Data management and analysis
We extracted data from HMIS, and SIS-COM systems and exported them into Stata version 14.2 (StataCorp, College Station, Texas) for cleaning and to calculate malaria indicators. To measure the effect of Covid-19 on malaria service use, we used interrupted time series analysis, which is among quasi-experimental study designs with advantages of using pre-existing data, and account for previous trends in the outcomes, which are very frequent in malaria data (24–26).
For uncomplicated malaria, we calculated the rate per 1000 population by dividing the number of patients reported per month by the estimated total population for the three districts (Table 1). The district population was estimated using the medium population growth rates based on the 2012 census data as reported by the National Institute of Statistics of Rwanda (19). We used the population denominators for each year separately. The combined population for all districts was 1,397,038 and 1,429,640 for the years 2019 and year 2020 respectively. For severe malaria, we calculated the rate per 100,000 malaria cases by dividing the number of patients with severe malaria by the total malaria cases reported per month. Moreover, we also separately calculated the presentation rate for testing (suspected cases) per 1,000 population in the health facilities and the community by dividing the number of patients tested in the health facilities and the community by the projected population. For each indicator, we conducted interrupted time series analysis by fitting generalized least squares models to compare trends and levels between the pre-Covid-19 period and the Covid-19 period, considering autocorrelation lag. Autocorrelation was assessed by plotting autocorrelation and partial autocorrelation functions. The time-series analysis was conducted using R 4.0.2, the “nlme” and “car” packages (27, 28).
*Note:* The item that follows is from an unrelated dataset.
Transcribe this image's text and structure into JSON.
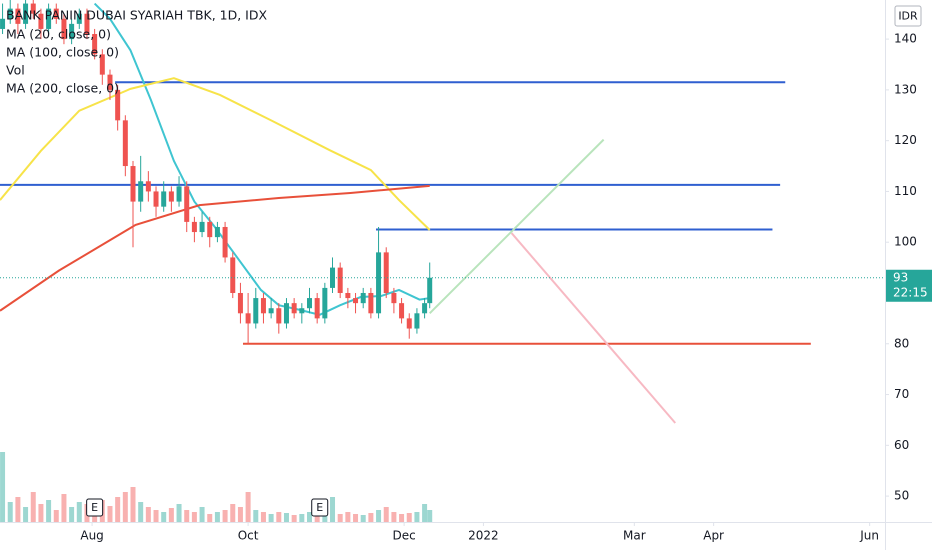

The thematic analysis included 12 focus group discussions (six conducted with CHWs, six with community members) and 22 interviews (20 conducted with HCPs and staff working in malaria services at district level, and two with staff from the malaria program at the central level). We used the constant comparative method for thematic analysis of the qualitative data (29, 30). Audio recordings were transcribed in Kinyarwanda. The research team members fluent in both English and Kinyarwanda first read 10 transcripts and inductively developed a codebook. We used the codebook to highlight key excerpts from the transcripts and modified it as new themes emerged from the data during the analysis process. We reported key themes and supplemented them with quotes from participants. The quotes used in reporting were translated into English by a professional translator and then verified by the principal investigators for accuracy. Qualitative analysis was conducted using Dedoose Version 4.12. We obtained approval from the Rwanda National Ethics Committee to conduct the study, and participants consented prior their involvement in the study.